Nous hésitons à donner des exemples clairs, pour deux raisons. Premièrement, le radicalisme rigide se nourrit d’une tendance à mettre les gens et les initiatives sur un piédestal, en convertissant un radicalisme de vécu et en transformation en des idéaux et des normes fixes. « Nous avons fait ça et ça nous a aidé » devient vite « ça a aidé donc vous devriez faire ça ». Deuxièmement, si l’hypervisibilité fait partie du problème aujourd’hui, il y a un intérêt clair à passer sous le radar. Les expérimentations en douce sont une façon d’éviter le piédestal comme la police.
Dans notre livre, plutôt que de discuter des exemples spécifiques de mouvements, nous essayons de parler avec les gens engagés dans différents projets et lutte et d’en tirer ce que nous appelons des notions communes : des sensibilités partagées qui soutiennent la transformation et la possibilité de faire exister de nouvelles capacités. L’une d’entre elle est la confiance. Beaucoup des gens que nous avons rencontrés nous ont parlé de l’importance de la confiance – le fait de sentir que l’on nous fait confiance comme celui de pouvoir se faire confiance ainsi qu’aux autres – comme d’un ingrédient crucial de leurs luttes. Pour autant ce serait se tromper que de transformer la confiance en un impératif. La confiance est un cadeau risqué. Comme toutes les notions communes, c’est le nom fragile que l’on donne à quelque chose que les gens créent ensemble. Lorsqu’on les porte comme une insigne ou qu’on s’y attache comme à une identité, les notions communes meurent, détachées des processus et des relations qui les font exister.
Le radicalisme rigide est toujours au bord de l’effondrement, et quelque chose d’autre est toujours prêt à apparaître. Il y a des ouvertures, des expérimentations, et des découvertes collectives de façons nouvelles et anciennes de se mouvoir qui laissent entrer un peu d’air frais. Et pour la même raison que personne n’est immunisé contre son poison, n’importe qui peut contribuer à le défaire. Beaucoup de gens discutent de la façon de se défaire de ses tendances dans les milieux auxquels ils appartiennent. D’autres fuient le radicalisme explicite, créant quelque chose de nouveau aux marges de l’ordre dominant et des espaces radicaux visibles.

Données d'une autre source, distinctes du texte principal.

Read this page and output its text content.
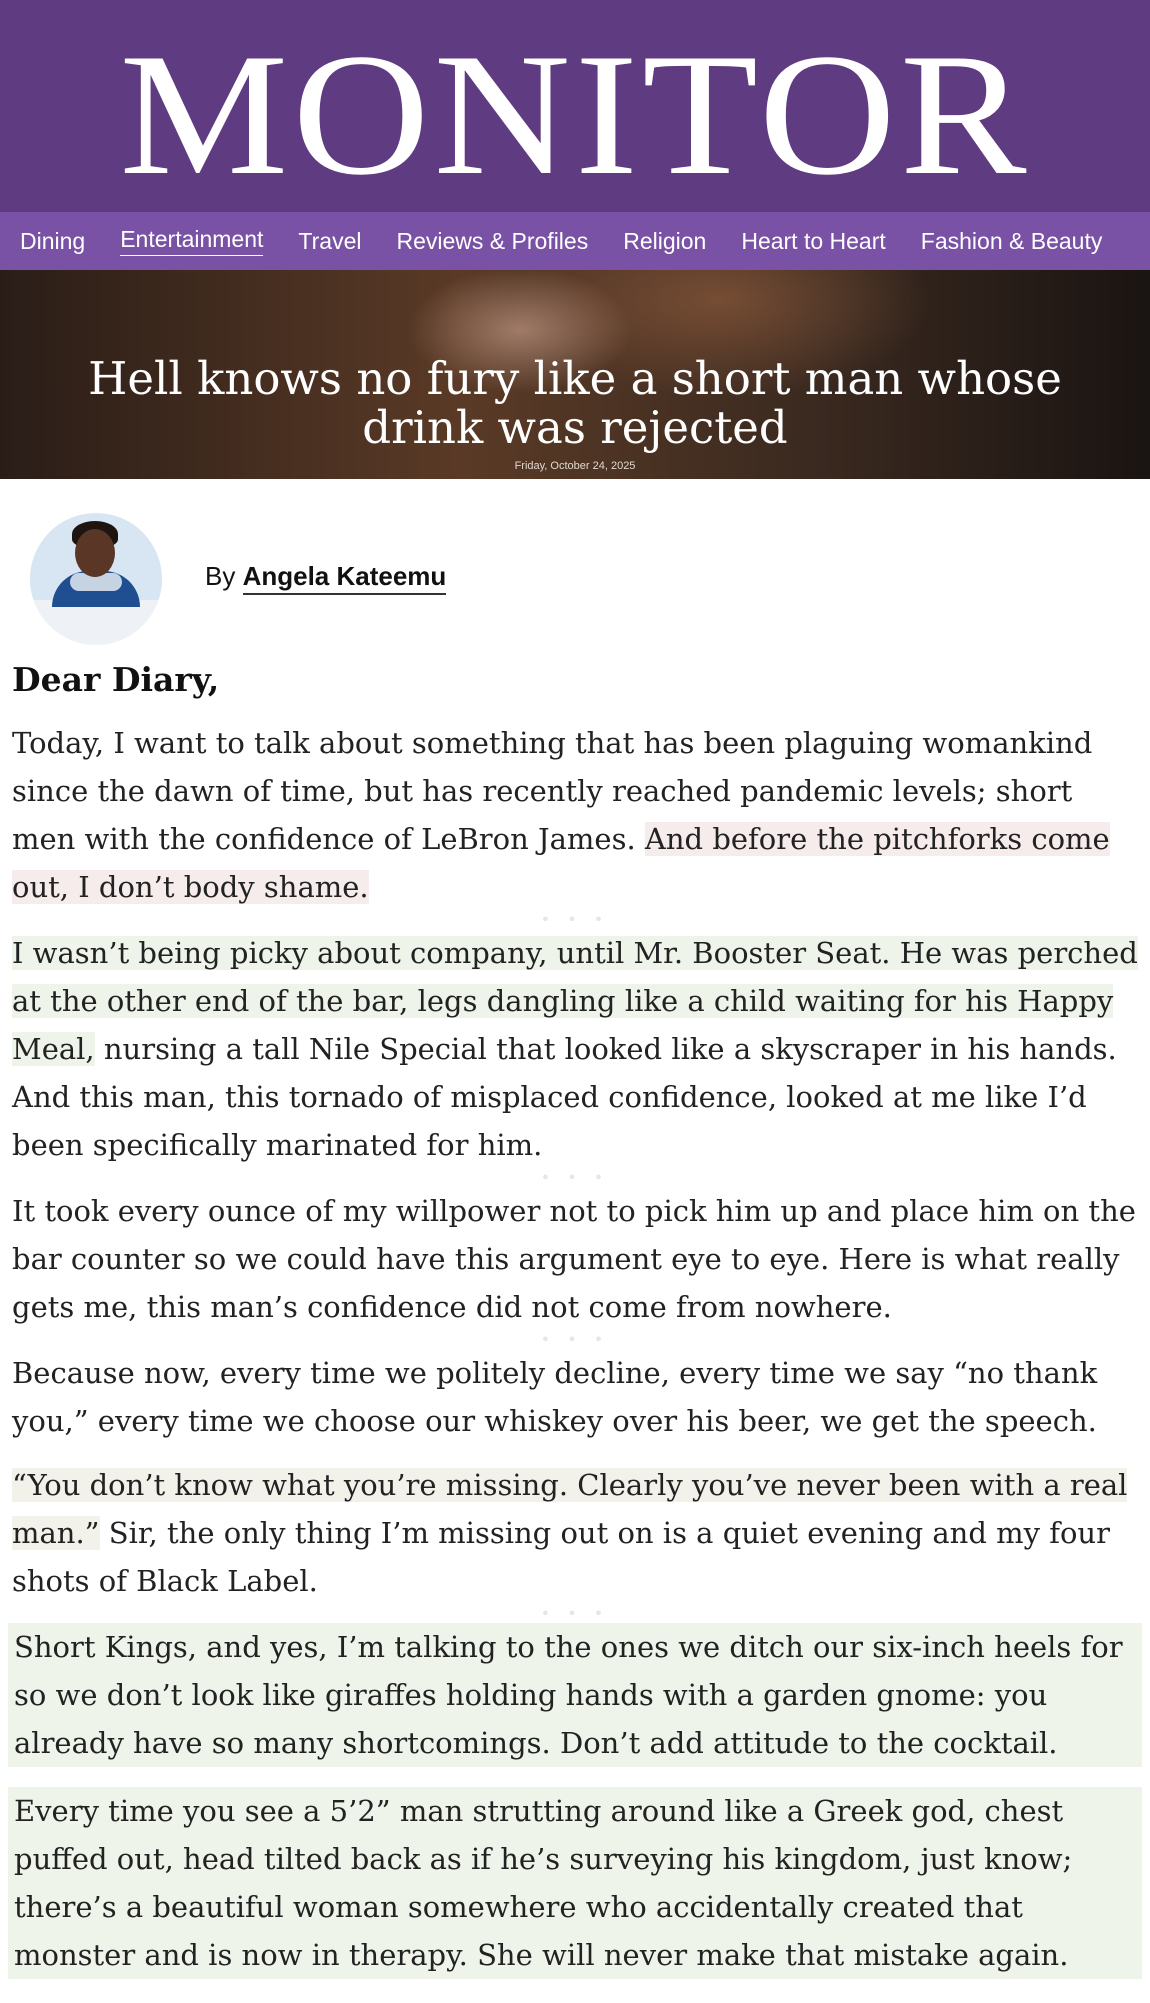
MONITOR
Dining Entertainment Travel Reviews & Profiles Religion Heart to Heart Fashion & Beauty
Hell knows no fury like a short man whose drink was rejected
Friday, October 24, 2025
By Angela Kateemu
Dear Diary,

Today, I want to talk about something that has been plaguing womankind since the dawn of time, but has recently reached pandemic levels; short men with the confidence of LeBron James. And before the pitchforks come out, I don’t body shame.

• • •

I wasn’t being picky about company, until Mr. Booster Seat. He was perched at the other end of the bar, legs dangling like a child waiting for his Happy Meal, nursing a tall Nile Special that looked like a skyscraper in his hands. And this man, this tornado of misplaced confidence, looked at me like I’d been specifically marinated for him.

• • •

It took every ounce of my willpower not to pick him up and place him on the bar counter so we could have this argument eye to eye. Here is what really gets me, this man’s confidence did not come from nowhere.

• • •

Because now, every time we politely decline, every time we say “no thank you,” every time we choose our whiskey over his beer, we get the speech.

“You don’t know what you’re missing. Clearly you’ve never been with a real man.” Sir, the only thing I’m missing out on is a quiet evening and my four shots of Black Label.

• • •

Short Kings, and yes, I’m talking to the ones we ditch our six-inch heels for so we don’t look like giraffes holding hands with a garden gnome: you already have so many shortcomings. Don’t add attitude to the cocktail.

Every time you see a 5’2” man strutting around like a Greek god, chest puffed out, head tilted back as if he’s surveying his kingdom, just know; there’s a beautiful woman somewhere who accidentally created that monster and is now in therapy. She will never make that mistake again.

En prenant la tangente avec un groupe d’ami.es, certain.es ont réussi à créer des alternatives plus discrètes et des espaces où il est possible de s’essayer à de nouvelles façons de s’organiser et de faire revivre des possibilités qu’on croyait enterrées.
Nous pensons que la rigidité disparaît en activant, en attisant et en intensifiant le pouvoir partagé, et en le défendant avec détermination et tendresse, en d’autres termes, en trouvant comment transformer nos propres situations, prendre soin les un.es des autres, s’écouter, expérimenter et lutter ensemble.